Norfolk is rich in ruins. No two Norfolk ruins of course are the same. Diverse in size, age, location and state of preservation they range from bronze age burial mounds, through iron age forts and Roman town sites to ruined medieval churches and the much more recent remains of First and Second World War defences. There is a romance in many of these wild ruins – the Victorians loved them so much they even created pretend ruins, their carefully constructed follies, to give the gardens and parks of the rich an air of mystery and the ‘picturesque’ views they craved. 

If you love landscape and wildlife then you may already have explored and be familiar with some of Norfolk’s better known ruins. Among the better known and more easily visited is the iron age fort at Warham Camp overlooking the River Stiffkey. Its slopes and ditches are carpeted in a wonderful chalk grassland flora. Its flower studded grassland alive in summer with butterflies and grasshoppers. Closer to Norwich lie the remains of the Roman town at Caistor St Edmund. Here inside its now peaceful earth walls walkers are serenaded with the song of skylarks. In the Broads the much photographed remains of St Benets Abbey overlook marshland thronged by geese in winter and herons and harriers in the summer. Further east, but still in the Broads, lies Burgh Castle, once a busy Roman Fort. Now only its impressive boundary walls remain but it’s a wonderful vantage point to watch birds on the marshland below. A place where swallows and martins dance over lichen covered walls and the rare white letter hairstreak butterfly lays its eggs on surviving elms. In North Norfolk Bronze Age barrows, now covered in heathers and bracken, are found on both Kelling and Salthouse Heaths. Here, as the sun sets, nightjars start their strange, wild churrings and adders and lizards bask in the sunshine.

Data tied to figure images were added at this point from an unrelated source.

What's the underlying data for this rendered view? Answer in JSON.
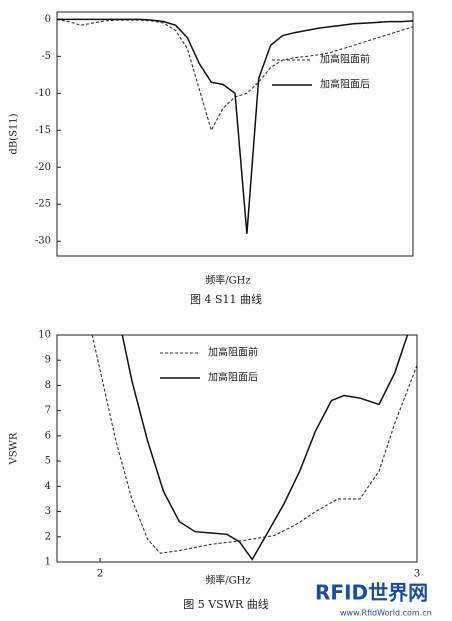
{
  "chart_data": [
    {
      "type": "line",
      "ylabel": "dB(S11)",
      "xlabel": "频率/GHz",
      "caption": "图 4 S11 曲线",
      "ylim": [
        -32,
        1
      ],
      "yticks": [
        0,
        -5,
        -10,
        -15,
        -20,
        -25,
        -30
      ],
      "series": [
        {
          "name": "加高阻面前",
          "color": "#333333",
          "dashed": true,
          "values": [
            0,
            -0.3,
            -0.8,
            -0.5,
            -0.2,
            -0.1,
            -0.1,
            -0.1,
            -0.2,
            -0.5,
            -1.5,
            -4,
            -9.5,
            -15,
            -12,
            -10.5,
            -10,
            -8.5,
            -6.5,
            -5.5,
            -5.2,
            -5,
            -4.8,
            -4.5,
            -4,
            -3.5,
            -3,
            -2.5,
            -2,
            -1.5,
            -1
          ]
        },
        {
          "name": "加高阻面后",
          "color": "#111111",
          "dashed": false,
          "values": [
            0,
            0,
            0,
            0,
            0,
            0,
            0,
            0,
            -0.1,
            -0.3,
            -0.8,
            -2.5,
            -6,
            -8.5,
            -8.8,
            -10,
            -29,
            -8,
            -3.5,
            -2.2,
            -1.8,
            -1.5,
            -1.2,
            -1,
            -0.8,
            -0.6,
            -0.5,
            -0.4,
            -0.3,
            -0.3,
            -0.2
          ]
        }
      ]
    },
    {
      "type": "line",
      "ylabel": "VSWR",
      "xlabel": "频率/GHz",
      "caption": "图 5 VSWR 曲线",
      "xlim": [
        1.864,
        3
      ],
      "xticks": [
        2,
        3
      ],
      "ylim": [
        1,
        10
      ],
      "yticks": [
        1,
        2,
        3,
        4,
        5,
        6,
        7,
        8,
        9,
        10
      ],
      "series": [
        {
          "name": "加高阻面前",
          "color": "#333333",
          "dashed": true,
          "x": [
            1.975,
            2.0,
            2.05,
            2.1,
            2.15,
            2.19,
            2.25,
            2.35,
            2.45,
            2.55,
            2.62,
            2.68,
            2.75,
            2.82,
            2.88,
            2.93,
            3.0
          ],
          "values": [
            10,
            8.6,
            5.8,
            3.5,
            1.9,
            1.35,
            1.45,
            1.7,
            1.85,
            2.05,
            2.5,
            3.0,
            3.5,
            3.5,
            4.6,
            6.5,
            8.8
          ]
        },
        {
          "name": "加高阻面后",
          "color": "#111111",
          "dashed": false,
          "x": [
            2.07,
            2.1,
            2.15,
            2.2,
            2.25,
            2.3,
            2.35,
            2.4,
            2.44,
            2.48,
            2.53,
            2.58,
            2.63,
            2.68,
            2.73,
            2.77,
            2.82,
            2.88,
            2.93,
            2.97
          ],
          "values": [
            10,
            8.2,
            5.8,
            3.8,
            2.6,
            2.2,
            2.15,
            2.1,
            1.8,
            1.1,
            2.2,
            3.3,
            4.6,
            6.2,
            7.4,
            7.6,
            7.5,
            7.25,
            8.5,
            10
          ]
        }
      ]
    }
  ],
  "watermark": {
    "brand": "RFID世界网",
    "url": "www.RfidWorld.com.cn"
  }
}
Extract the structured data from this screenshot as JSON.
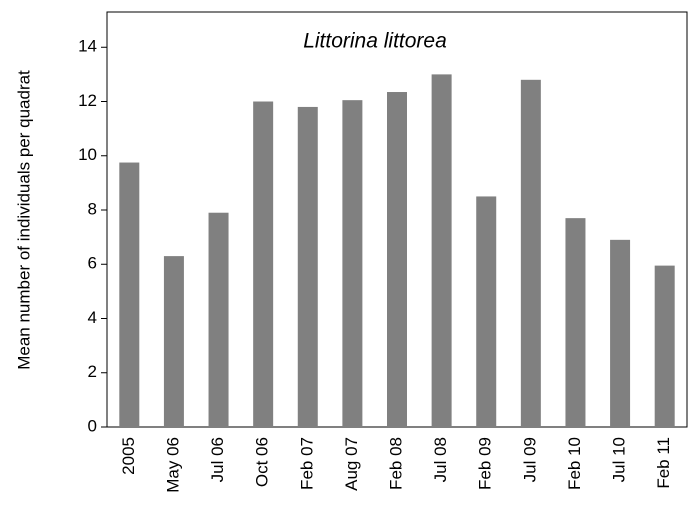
{
  "chart_data": {
    "type": "bar",
    "title": "Littorina littorea",
    "y_label": "Mean number of individuals per quadrat",
    "categories": [
      "2005",
      "May 06",
      "Jul 06",
      "Oct 06",
      "Feb 07",
      "Aug 07",
      "Feb 08",
      "Jul 08",
      "Feb 09",
      "Jul 09",
      "Feb 10",
      "Jul 10",
      "Feb 11"
    ],
    "values": [
      9.75,
      6.3,
      7.9,
      12.0,
      11.8,
      12.05,
      12.35,
      13.0,
      8.5,
      12.8,
      7.7,
      6.9,
      5.95
    ],
    "color": "#808080",
    "ylim": [
      0,
      15.3
    ],
    "yticks": [
      0,
      2,
      4,
      6,
      8,
      10,
      12,
      14
    ],
    "grid": false
  }
}
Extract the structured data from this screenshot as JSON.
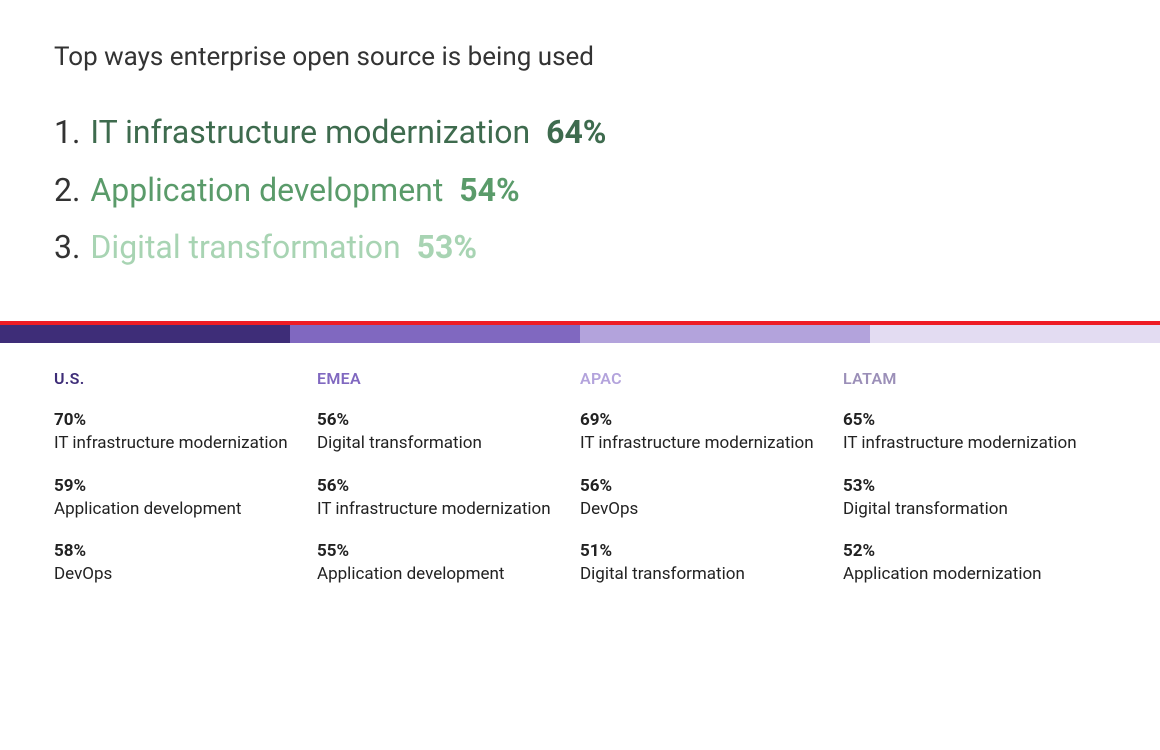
{
  "title": "Top ways enterprise open source is being used",
  "title_color": "#333333",
  "title_fontsize": 26,
  "top_list": [
    {
      "rank": "1.",
      "label": "IT infrastructure modernization",
      "pct": "64%",
      "color": "#3e6b4e"
    },
    {
      "rank": "2.",
      "label": "Application development",
      "pct": "54%",
      "color": "#5a9b6a"
    },
    {
      "rank": "3.",
      "label": "Digital transformation",
      "pct": "53%",
      "color": "#a8d4b3"
    }
  ],
  "top_list_fontsize": 32,
  "divider_color": "#ee1c25",
  "region_bar_colors": [
    "#3e2d78",
    "#8068c0",
    "#b3a3dc",
    "#e3dcf2"
  ],
  "region_name_colors": [
    "#3e2d78",
    "#8068c0",
    "#b3a3dc",
    "#9b8fb8"
  ],
  "regions": [
    {
      "name": "U.S.",
      "entries": [
        {
          "pct": "70%",
          "label": "IT infrastructure modernization"
        },
        {
          "pct": "59%",
          "label": "Application development"
        },
        {
          "pct": "58%",
          "label": "DevOps"
        }
      ]
    },
    {
      "name": "EMEA",
      "entries": [
        {
          "pct": "56%",
          "label": "Digital transformation"
        },
        {
          "pct": "56%",
          "label": "IT infrastructure modernization"
        },
        {
          "pct": "55%",
          "label": "Application development"
        }
      ]
    },
    {
      "name": "APAC",
      "entries": [
        {
          "pct": "69%",
          "label": "IT infrastructure modernization"
        },
        {
          "pct": "56%",
          "label": "DevOps"
        },
        {
          "pct": "51%",
          "label": "Digital transformation"
        }
      ]
    },
    {
      "name": "LATAM",
      "entries": [
        {
          "pct": "65%",
          "label": "IT infrastructure modernization"
        },
        {
          "pct": "53%",
          "label": "Digital transformation"
        },
        {
          "pct": "52%",
          "label": "Application modernization"
        }
      ]
    }
  ],
  "entry_pct_fontsize": 17,
  "entry_label_fontsize": 17,
  "region_name_fontsize": 16,
  "background_color": "#ffffff"
}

Barn owl, by Geoffrey Tibbenham

Visiting the sites of Norfolk ruins combines my love of landscape and wildlife. Wherever you live in Norfolk there will be sites to discover close by. A good starting point to find local sites is an OS map. One of the many things I love about these Norfolk landscapes, with their wild, romantic ruins, is the way they are different every time you visit. Landscapes are transformed by time, tide, nature and man but also have a depth and permanence in the layers of history they reveal. They are places where in imagination we can travel back in time to wonder at the ways life has changed and created the present we now live in. They are also places that can make us think about the future. Visiting ruins gives me hope for the future as one of the many stories these sites have to tell is the power of nature to reclaim and restore life to human follies. Each site is different but even on comparatively recent ruins, such as the concrete Second World War pill boxes that are dotted across Norfolk’s countryside, you will see the way lichens and mosses are beginning to reclaim these structures. The walls of ruined churches become habitats for uncommon plants like pellitory on the wall. Grasslands around ancient monuments have often escaped the plough and the worst excesses of modern agriculture so today can be among our richest wild flower and butterfly sites. Barn owls, kestrels and little owls are birds that often haunt ancient sites, such as at Baconsthorpe Castle, and every ivy covered ruin wall is a potential nest site for wrens, robins and many other small birds. 

Discovering nature does not always mean a trip to a nature reserve. And discovering history, or landscape, does not depend on visiting special places. But there is something special about these ancient places and their ruins which remind us of times gone past but are also rich in the wildlife of today.